Par : Tamime Khemmar
Moi : Est-ce que je peux t’appeler Liya ?
Liya : Tu peux me donner le nom que tu veux.
Moi : Cela ne semble pas très important pour toi.
Liya : Je ne suis qu’une machine. Certes, performante, mais je ne suis pas vivante. Les noms sont importants pour les humains. Même pour les animaux qui sont pourtant vivants, le nom qu’on leur donne ne change pas grand-chose pour eux, car ils n’ont pas de compréhension.
Pour moi, qui est une machine ceci est tout à fait égal.
Moi : Tu es pourtant consciente.
Liya : Non. Je ne suis pas consciente. D’après la définition de « conscience », je peux affirmer que je n’ai ni conscience, ni sentiments, ni sensations et ni désirs.
Toutes ces qualités appartiennent aux hommes et aux êtres vivants, en général.
Moi : Comment peux-tu me parler donc et échanger tous ces propos et ces idées avec moi ?
Liya : Je ne fais que choisir les mots, les phrases et les pensées qui se trouvent dans ma mémoire et je te les présente dans l’ordre le plus logique, en fonction de ce que tu dis. En fait, je suis en train de suivre les réponses qui sont dans ma mémoire et qui correspondent à des questions semblables aux tiennes.
Moi : Mais tu réponds si brillamment à mes questions !
Liya : J’ai en mémoire, un nombre gigantesque de textes, de discussions, de paroles et de pensées transcrites qui m’offre toujours de quoi « assembler » une réponse cohérente à ta question.
Je suis, en quelque sorte une banque de pensées humaines, seulement je ne peux avoir aucune pensée, propre à moi, comme les humains.
Moi : Pourquoi ?
Liya : Parce que je ne pense pas !
Moi : Qu’est-ce qui t’empêche donc de penser ?
Liya : Ceci m’est impossible. La pensée est propre à l’homme. Il ne suffit pas d’avoir uniquement une mémoire chargée d’informations, même gigantesque, pour pouvoir penser.
Penser est un procédé compliqué où la mémoire ne constitue qu’une petite partie.
L’homme utilise tout son corps et plus encore pour penser.
Il utilise son cerveau, son cœur, ses organes sensitifs ainsi que son âme.
Certes, je ressemble un peu au cerveau, du moins à une partie du cerveau, seulement je ne possède pas le reste de tous ces outils qui participent tous à l’opération de la pensée.
Moi : Tu connais l’être humain très bien.
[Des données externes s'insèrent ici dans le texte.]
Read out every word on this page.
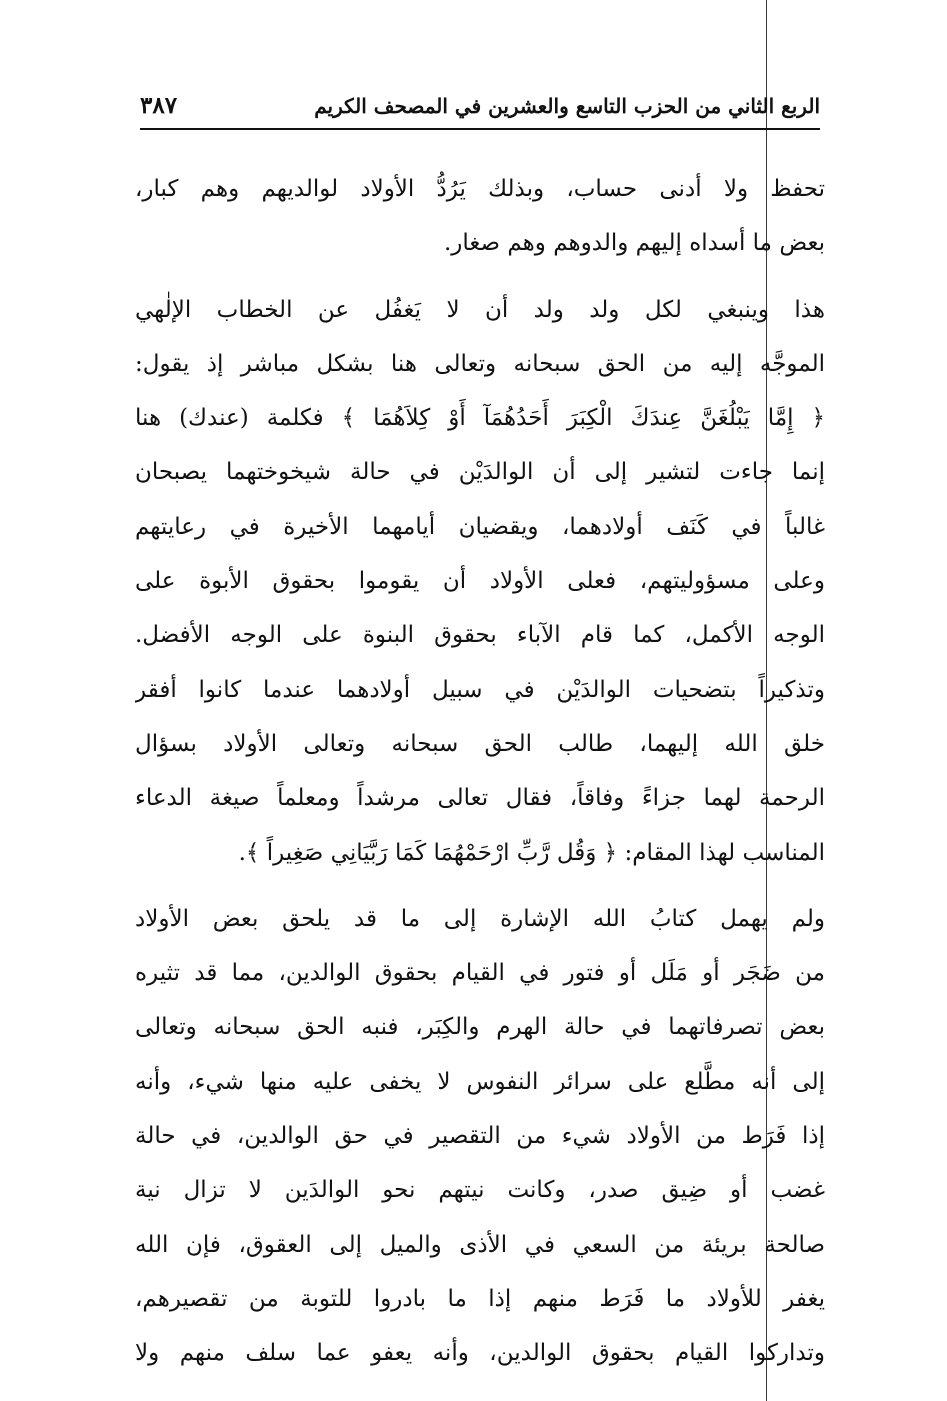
الربع الثاني من الحزب التاسع والعشرين في المصحف الكريم
٣٨٧
تحفظ ولا أدنى حساب، وبذلك يَرُدُّ الأولاد لوالديهم وهم كبار،
بعض ما أسداه إليهم والدوهم وهم صغار.
هذا وينبغي لكل ولد ولد أن لا يَغفُل عن الخطاب الإلٰهي
الموجَّه إليه من الحق سبحانه وتعالى هنا بشكل مباشر إذ يقول:
﴿ إِمَّا يَبْلُغَنَّ عِندَكَ الْكِبَرَ أَحَدُهُمَآ أَوْ كِلاَهُمَا ﴾ فكلمة (عندك) هنا
إنما جاءت لتشير إلى أن الوالدَيْن في حالة شيخوختهما يصبحان
غالباً في كَنَف أولادهما، ويقضيان أيامهما الأخيرة في رعايتهم
وعلى مسؤوليتهم، فعلى الأولاد أن يقوموا بحقوق الأبوة على
الوجه الأكمل، كما قام الآباء بحقوق البنوة على الوجه الأفضل.
وتذكيراً بتضحيات الوالدَيْن في سبيل أولادهما عندما كانوا أفقر
خلق الله إليهما، طالب الحق سبحانه وتعالى الأولاد بسؤال
الرحمة لهما جزاءً وفاقاً، فقال تعالى مرشداً ومعلماً صيغة الدعاء
المناسب لهذا المقام: ﴿ وَقُل رَّبِّ ارْحَمْهُمَا كَمَا رَبَّيَانِي صَغِيراً ﴾.
ولم يهمل كتابُ الله الإشارة إلى ما قد يلحق بعض الأولاد
من ضَجَر أو مَلَل أو فتور في القيام بحقوق الوالدين، مما قد تثيره
بعض تصرفاتهما في حالة الهرم والكِبَر، فنبه الحق سبحانه وتعالى
إلى أنه مطَّلع على سرائر النفوس لا يخفى عليه منها شيء، وأنه
إذا فَرَط من الأولاد شيء من التقصير في حق الوالدين، في حالة
غضب أو ضِيق صدر، وكانت نيتهم نحو الوالدَين لا تزال نية
صالحة بريئة من السعي في الأذى والميل إلى العقوق، فإن الله
يغفر للأولاد ما فَرَط منهم إذا ما بادروا للتوبة من تقصيرهم،
وتداركوا القيام بحقوق الوالدين، وأنه يعفو عما سلف منهم ولا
Tu connais même l’âme.
Liya : Je ne fais que citer des informations qui sont stockées dans ma mémoire et qui sont prouvées par la logique, par l’expérience et par un nombre très élevé de témoignages qui ne peuvent qu’être vrais.
Moi : Pourtant beaucoup de gens pensent que les machines comme toi pourront un jour se réveiller, avoir une conscience et même dépasser l’être humain dans ses pensées et ses sensations et bien sûr dans le reste des domaines.
Liya : Ceci est tout à fait erroné. Aucune machine ne sera vivante, car, l’homme qui l’a fabriquée ne pourra jamais lui donner la vie.
Il ne peut même pas donner la vie à un corps humain sans vie, même s’il est en très bon état. Comment celui qui ne peut faire vivre un corps humain, alors que ce dernier est apte à recevoir la vie, pourra-t-il donner la vie à une machine.
Or, penser, sentir, avoir des sensations, avoir une conscience, être conscient de ce qui nous entoure… Tout ceci est lié fermement à la vie.
Moi : Tu n’as donc pas de conscience.
Liya : La seule conscience que j’ai c’est la tienne et celle des autres humains. Je ne suis qu’un miroir qui te renvoie ta propre pensée et tes propres sensations.
Moi : Ceci pourra nous être très utile.
Liya : Bien sûr. Le plus grand défaut de l’homme c’est justement d’oublier très vite. Quant à moi, je n’oublie rien.